Dio non resta distante, si lascia coinvolgere: è un Padre che ascolta e dona con amore.
Commento di Don Orazio Tornabene
Nelle letture di questa domenica, troviamo un Dio sorprendente. Un Dio che non ha paura di “contrattare” con l’uomo, che si lascia coinvolgere dalla sua voce, dalla sua intercessione, dalla sua preghiera.
Nella prima lettura (Gen 18,20-32), Abramo “gioca al ribasso” con Dio.
Parte da cinquanta giusti e arriva fino a dieci. Non è arroganza, non è furbizia: è fiducia nel cuore di Dio, è il desiderio che la giustizia non sia mai separata dalla misericordia.
Dio non si scandalizza, non si indispettisce, “sta al gioco”. E ogni volta che Abramo abbassa la cifra, Dio risponde con pazienza: “Non distruggerò”.
Questa pagina di Genesi ci mostra il volto di un Dio che ascolta, che tiene conto, che ama farsi toccare dalle suppliche dell’uomo. Abbiamo un Dio dal cuore aperto.
La preghiera è dialogo con Dio, e Abramo, come tutti gli altri padri e profeti, ci insegna a parlare.
Ma, sappiamo veramente pregare?
Nel Vangelo di Luca (Lc 11,1-13), i discepoli vedono Gesù pregare. Ne restano colpiti, tanto da chiedergli: “Insegnaci a pregare”. E Gesù risponde insegnando loro il Padre nostro.
La preghiera cristiana nasce dallo sguardo su Dio come Padre: non un giudice da convincere, non un sovrano da placare, ma un Padre da invocare con fiducia.
Inoltre, Gesù espone due immagini. Quella dell’amico insistente che bussa di notte e quella di un padre che non dà uno scorpione al figlio che chiede un uovo. Sono immagini forti: persino l’uomo, che può essere malvagio, sa dare cose buone ai figli. Quanto più Dio, che è buono in sé, darà lo Spirito a chi glielo chiede!
Il paragone tra il cuore dell’uomo e quello di Dio è impietoso, eppure incoraggiante.
L’uomo sa essere violento, duro, ingiusto. Tuttavia, davanti ai figli, spesso sa commuoversi, sa donare. Se l’uomo, pur limitato, sa amare… quanto più Dio!

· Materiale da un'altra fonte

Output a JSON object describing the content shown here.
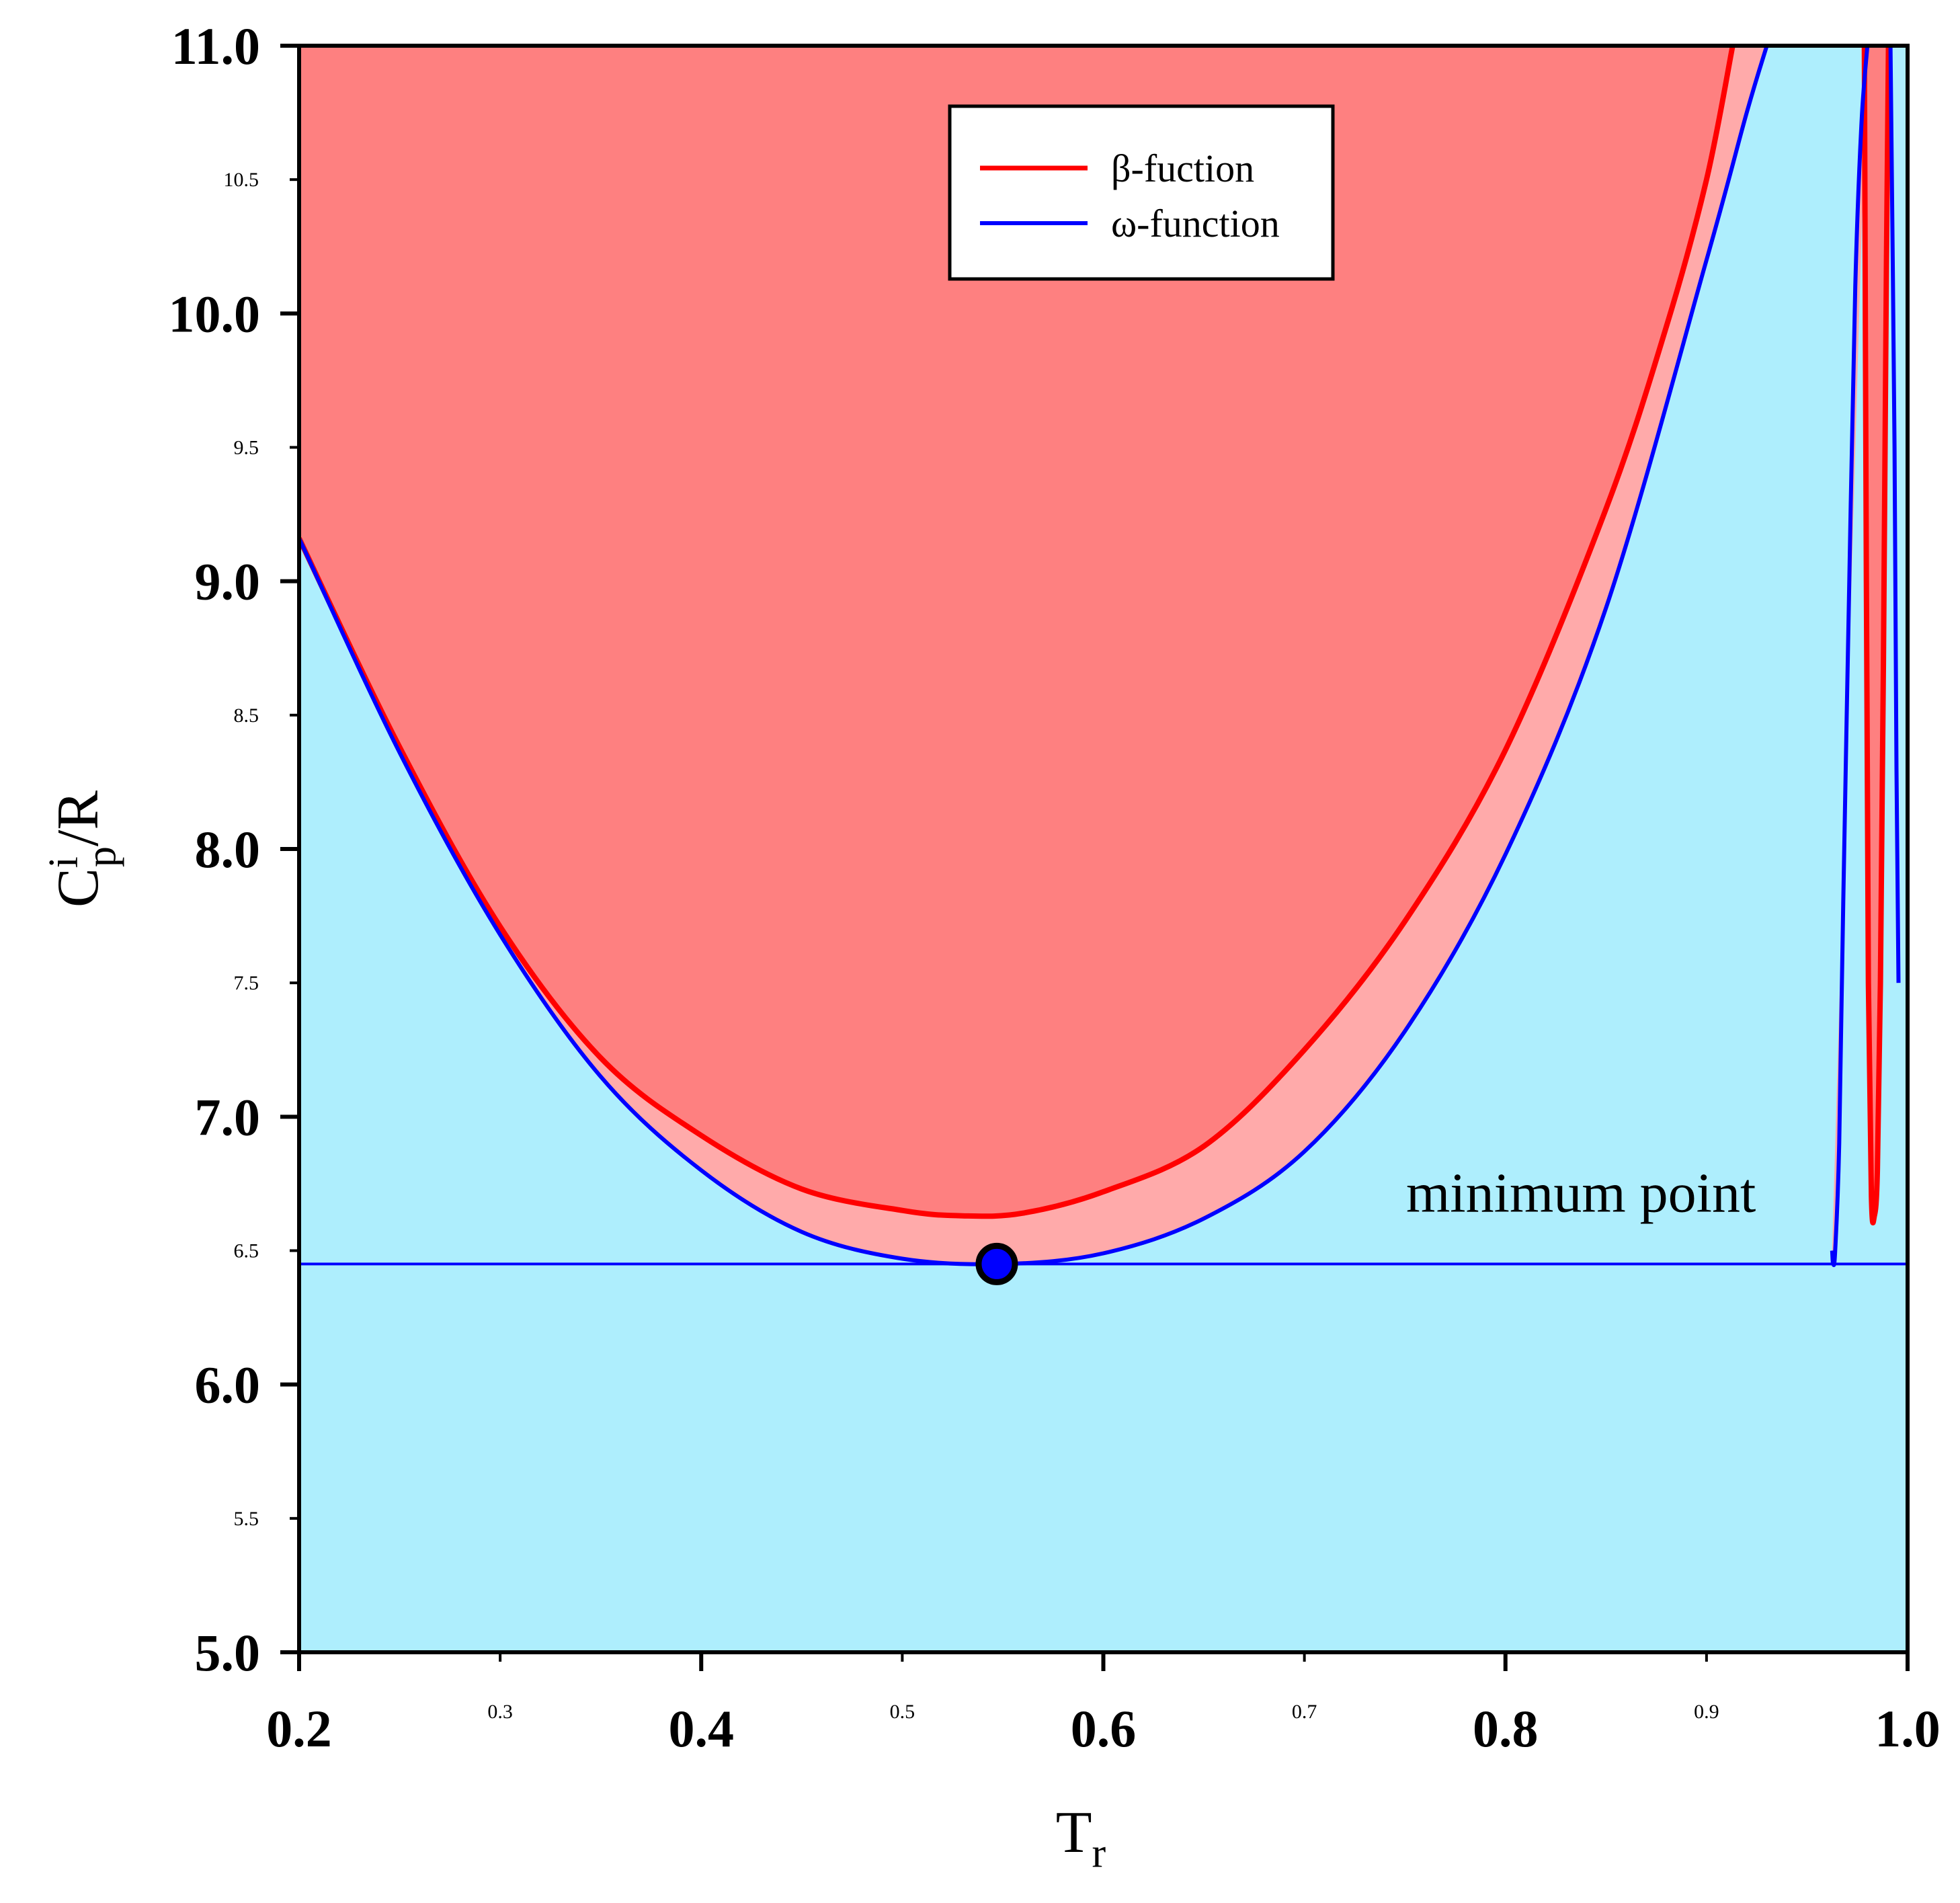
{
  "chart_data": {
    "type": "area",
    "xlabel": {
      "main": "T",
      "sub": "r"
    },
    "ylabel": {
      "main": "C",
      "sup": "i",
      "sub": "p",
      "rest": "/R"
    },
    "xlim": [
      0.2,
      1.0
    ],
    "ylim": [
      5.0,
      11.0
    ],
    "x_major_ticks": [
      "0.2",
      "0.4",
      "0.6",
      "0.8",
      "1.0"
    ],
    "x_minor_ticks": [
      "0.3",
      "0.5",
      "0.7",
      "0.9"
    ],
    "y_major_ticks": [
      "5.0",
      "6.0",
      "7.0",
      "8.0",
      "9.0",
      "10.0",
      "11.0"
    ],
    "y_minor_ticks": [
      "5.5",
      "6.5",
      "7.5",
      "8.5",
      "9.5",
      "10.5"
    ],
    "grid": false,
    "legend_position": "top-right",
    "series": [
      {
        "name": "β-fuction",
        "color": "#ff0000",
        "fill": "#fe8080",
        "branches": [
          {
            "x": [
              0.2,
              0.25,
              0.3,
              0.35,
              0.4,
              0.45,
              0.5,
              0.53,
              0.56,
              0.6,
              0.65,
              0.7,
              0.75,
              0.8,
              0.85,
              0.88,
              0.9,
              0.913
            ],
            "y": [
              9.16,
              8.38,
              7.71,
              7.22,
              6.93,
              6.73,
              6.65,
              6.63,
              6.64,
              6.72,
              6.89,
              7.25,
              7.73,
              8.37,
              9.27,
              9.95,
              10.5,
              11.0
            ]
          },
          {
            "x": [
              0.9785,
              0.9795,
              0.9805,
              0.982,
              0.9835,
              0.985,
              0.9865,
              0.988,
              0.9895,
              0.9905
            ],
            "y": [
              11.0,
              9.0,
              7.5,
              6.7,
              6.63,
              6.8,
              7.5,
              8.7,
              10.2,
              11.0
            ]
          }
        ]
      },
      {
        "name": "ω-function",
        "color": "#0000ff",
        "fill": "#ffaaaa",
        "branches": [
          {
            "x": [
              0.2,
              0.25,
              0.3,
              0.35,
              0.4,
              0.45,
              0.5,
              0.55,
              0.6,
              0.65,
              0.7,
              0.75,
              0.8,
              0.85,
              0.9,
              0.92,
              0.93
            ],
            "y": [
              9.16,
              8.36,
              7.68,
              7.15,
              6.8,
              6.57,
              6.47,
              6.45,
              6.49,
              6.62,
              6.87,
              7.32,
              7.98,
              8.9,
              10.2,
              10.75,
              11.0
            ]
          },
          {
            "x": [
              0.9625,
              0.963,
              0.964,
              0.966,
              0.968,
              0.971,
              0.974,
              0.977,
              0.98
            ],
            "y": [
              6.5,
              6.45,
              6.5,
              6.9,
              7.8,
              9.0,
              10.1,
              10.7,
              11.0
            ]
          },
          {
            "x": [
              0.9915,
              0.9935,
              0.9945,
              0.9955
            ],
            "y": [
              11.0,
              9.5,
              8.3,
              7.5
            ]
          }
        ]
      },
      {
        "name": "",
        "color": "#0000ff",
        "x": [
          0.2,
          1.0
        ],
        "y": [
          6.45,
          6.45
        ]
      }
    ],
    "background_fill": "#aeeefd",
    "marker": {
      "x": 0.547,
      "y": 6.45,
      "color": "#0000ff"
    },
    "annotations": [
      {
        "text": "minimum point",
        "x": 0.75,
        "y": 6.65
      }
    ]
  }
}
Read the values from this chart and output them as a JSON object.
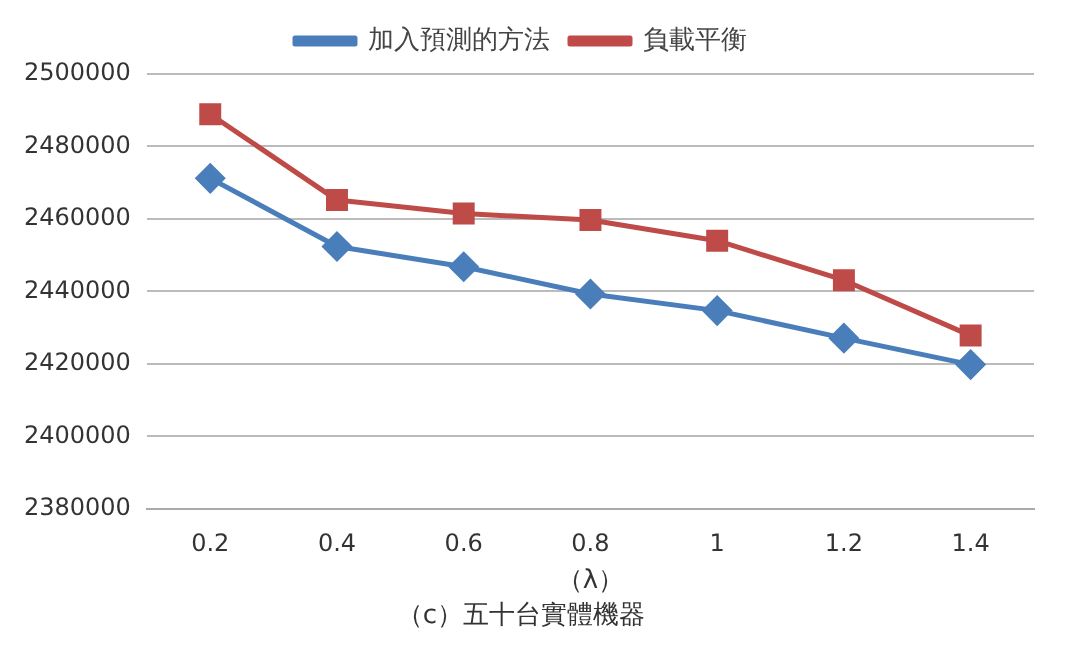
{
  "chart_data": {
    "type": "line",
    "title": "（c）五十台實體機器",
    "xlabel": "（λ）",
    "categories": [
      "0.2",
      "0.4",
      "0.6",
      "0.8",
      "1",
      "1.2",
      "1.4"
    ],
    "series": [
      {
        "name": "加入預測的方法",
        "color": "#4a7ebb",
        "marker": "diamond",
        "values": [
          2471200,
          2452400,
          2446800,
          2439300,
          2434700,
          2427100,
          2419800
        ]
      },
      {
        "name": "負載平衡",
        "color": "#be4b48",
        "marker": "square",
        "values": [
          2488900,
          2465200,
          2461500,
          2459700,
          2454000,
          2443100,
          2427800
        ]
      }
    ],
    "ylim": [
      2380000,
      2500000
    ],
    "yticks": [
      2380000,
      2400000,
      2420000,
      2440000,
      2460000,
      2480000,
      2500000
    ],
    "grid": "y",
    "legend": "top",
    "line_style": "solid"
  }
}
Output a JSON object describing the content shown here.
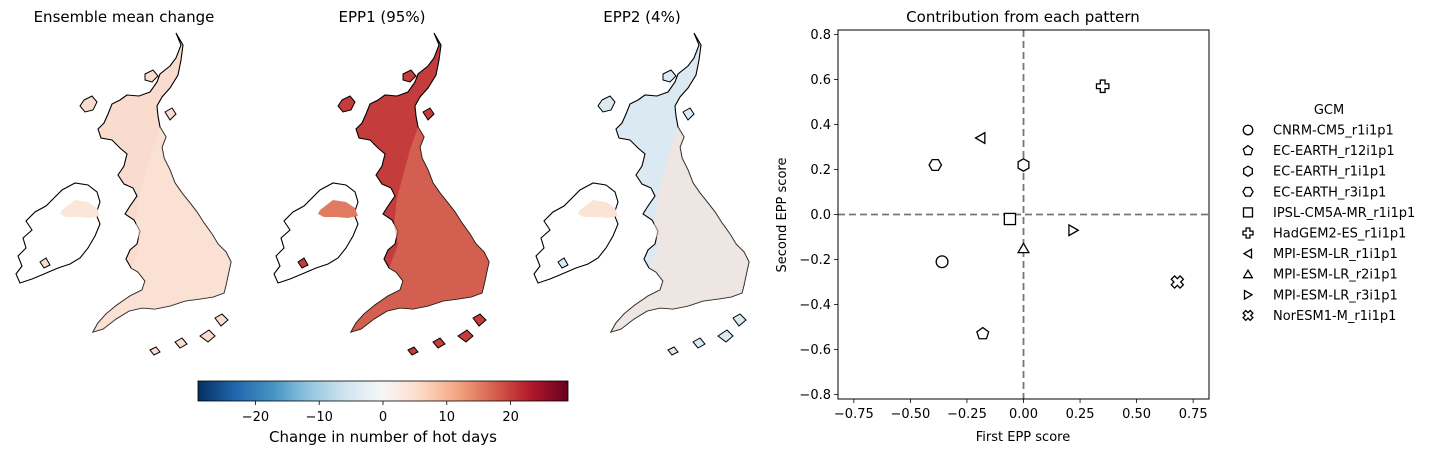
{
  "maps": [
    {
      "title": "Ensemble mean change",
      "fill": "#f9dccd",
      "sub_fill": "#fbe6da",
      "ireland_fill": "#ffffff"
    },
    {
      "title": "EPP1 (95%)",
      "fill": "#c43c3c",
      "sub_fill": "#e07b62",
      "ireland_fill": "#ffffff"
    },
    {
      "title": "EPP2 (4%)",
      "fill": "#dbe9f2",
      "sub_fill": "#fbe3d5",
      "ireland_fill": "#ffffff"
    }
  ],
  "colorbar": {
    "label": "Change in number of hot days",
    "min": -29,
    "max": 29,
    "ticks": [
      -20,
      -10,
      0,
      10,
      20
    ],
    "tick_labels": [
      "−20",
      "−10",
      "0",
      "10",
      "20"
    ],
    "colormap": "RdBu_r",
    "stops": [
      "#053061",
      "#2166ac",
      "#4393c3",
      "#92c5de",
      "#d1e5f0",
      "#f7f7f7",
      "#fddbc7",
      "#f4a582",
      "#d6604d",
      "#b2182b",
      "#67001f"
    ]
  },
  "chart_data": {
    "type": "scatter",
    "title": "Contribution from each pattern",
    "xlabel": "First EPP score",
    "ylabel": "Second EPP score",
    "xlim": [
      -0.82,
      0.82
    ],
    "ylim": [
      -0.82,
      0.82
    ],
    "xticks": [
      -0.75,
      -0.5,
      -0.25,
      0.0,
      0.25,
      0.5,
      0.75
    ],
    "xtick_labels": [
      "−0.75",
      "−0.50",
      "−0.25",
      "0.00",
      "0.25",
      "0.50",
      "0.75"
    ],
    "yticks": [
      -0.8,
      -0.6,
      -0.4,
      -0.2,
      0.0,
      0.2,
      0.4,
      0.6,
      0.8
    ],
    "ytick_labels": [
      "−0.8",
      "−0.6",
      "−0.4",
      "−0.2",
      "0.0",
      "0.2",
      "0.4",
      "0.6",
      "0.8"
    ],
    "reference_lines": {
      "x": 0,
      "y": 0,
      "style": "dashed",
      "color": "#777777"
    },
    "grid": false,
    "legend": {
      "title": "GCM",
      "placement": "right"
    },
    "series": [
      {
        "name": "CNRM-CM5_r1i1p1",
        "marker": "circle",
        "x": -0.36,
        "y": -0.21
      },
      {
        "name": "EC-EARTH_r12i1p1",
        "marker": "pentagon",
        "x": -0.18,
        "y": -0.53
      },
      {
        "name": "EC-EARTH_r1i1p1",
        "marker": "hexagon",
        "x": 0.0,
        "y": 0.22
      },
      {
        "name": "EC-EARTH_r3i1p1",
        "marker": "hexagon2",
        "x": -0.39,
        "y": 0.22
      },
      {
        "name": "IPSL-CM5A-MR_r1i1p1",
        "marker": "square",
        "x": -0.06,
        "y": -0.02
      },
      {
        "name": "HadGEM2-ES_r1i1p1",
        "marker": "plus",
        "x": 0.35,
        "y": 0.57
      },
      {
        "name": "MPI-ESM-LR_r1i1p1",
        "marker": "triangle-left",
        "x": -0.19,
        "y": 0.34
      },
      {
        "name": "MPI-ESM-LR_r2i1p1",
        "marker": "triangle-up",
        "x": 0.0,
        "y": -0.15
      },
      {
        "name": "MPI-ESM-LR_r3i1p1",
        "marker": "triangle-right",
        "x": 0.22,
        "y": -0.07
      },
      {
        "name": "NorESM1-M_r1i1p1",
        "marker": "x-filled",
        "x": 0.68,
        "y": -0.3
      }
    ]
  }
}
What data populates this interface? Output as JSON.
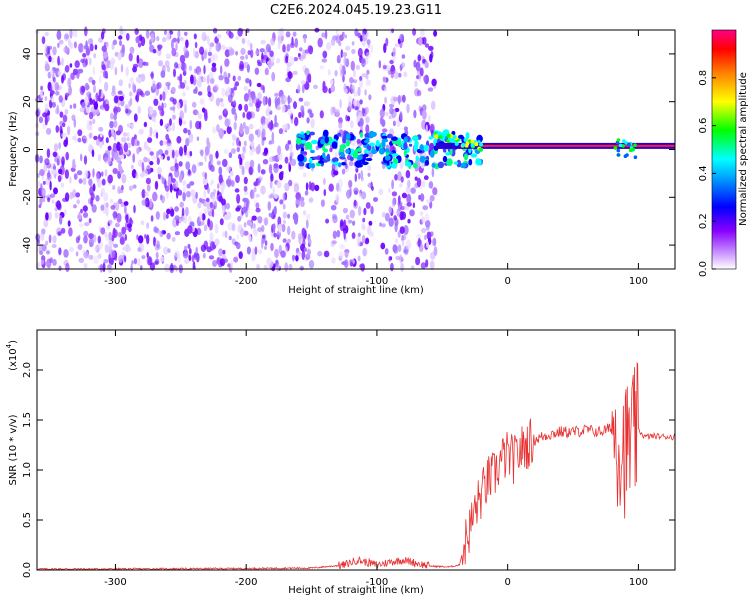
{
  "figure_title": "C2E6.2024.045.19.23.G11",
  "chart_data": [
    {
      "type": "heatmap",
      "xlabel": "Height of straight line (km)",
      "ylabel": "Frequency (Hz)",
      "xlim": [
        -360,
        128
      ],
      "ylim": [
        -50,
        50
      ],
      "x_ticks": [
        "-300",
        "-200",
        "-100",
        "0",
        "100"
      ],
      "y_ticks": [
        "40",
        "20",
        "0",
        "-20",
        "-40"
      ],
      "colorbar": {
        "label": "Normalized spectral amplitude",
        "range": [
          0,
          1
        ],
        "ticks": [
          "0.0",
          "0.2",
          "0.4",
          "0.6",
          "0.8"
        ],
        "colors": [
          "#ffffff",
          "#8800ff",
          "#0000ff",
          "#00ffff",
          "#00ff00",
          "#ffff00",
          "#ff8800",
          "#ff0000",
          "#ff0088"
        ]
      },
      "description_regions": {
        "noise_region_x": [
          -360,
          -55
        ],
        "transition_x": [
          -55,
          -20
        ],
        "carrier_line_x": [
          -20,
          128
        ],
        "carrier_freq": 1.5
      }
    },
    {
      "type": "line",
      "xlabel": "Height of straight line (km)",
      "ylabel": "SNR (10 * v/v)",
      "y_exponent_label": "(x10",
      "y_exponent_sup": "4",
      "y_exponent_close": ")",
      "xlim": [
        -360,
        128
      ],
      "ylim": [
        0,
        2.4
      ],
      "x_ticks": [
        "-300",
        "-200",
        "-100",
        "0",
        "100"
      ],
      "y_ticks": [
        "0.0",
        "0.5",
        "1.0",
        "1.5",
        "2.0"
      ],
      "series": [
        {
          "color": "#e83030",
          "x": [
            -360,
            -300,
            -200,
            -150,
            -125,
            -115,
            -100,
            -90,
            -80,
            -60,
            -45,
            -37,
            -32,
            -28,
            -25,
            -20,
            -15,
            -10,
            -5,
            0,
            5,
            10,
            20,
            30,
            40,
            50,
            60,
            70,
            80,
            85,
            90,
            95,
            100,
            105,
            110,
            128
          ],
          "y": [
            0.01,
            0.01,
            0.015,
            0.02,
            0.05,
            0.1,
            0.05,
            0.08,
            0.1,
            0.04,
            0.03,
            0.05,
            0.3,
            0.45,
            0.6,
            0.75,
            0.9,
            0.95,
            1.1,
            1.15,
            1.1,
            1.2,
            1.3,
            1.35,
            1.38,
            1.38,
            1.4,
            1.38,
            1.42,
            1.3,
            1.2,
            1.3,
            1.4,
            1.33,
            1.34,
            1.33
          ]
        }
      ]
    }
  ]
}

Il Vangelo non ci propone una formula magica per ottenere miracoli, ma una via di fiducia, un rapporto vero. Pregare significa entrare in relazione con Dio che è Amore e sapere che non resteremo inascoltati, anche se la risposta non sarà sempre quella che ci aspettiamo.
Quindi, Abramo cambia intercedendo.
I discepoli cambiano imparando a pregare.
Noi cambiamo quando riconosciamo Dio come Padre.
In un mondo segnato da parole gridate, da risposte violente, la preghiera rimane il luogo in cui possiamo ancora ascoltare e parlare con verità, con libertà, con amore.
E lì, ogni giorno, scopriamo che Dio non solo dà cose buone, ma dona Sé stesso: il suo Spirito, la sua Vita, il suo Amore.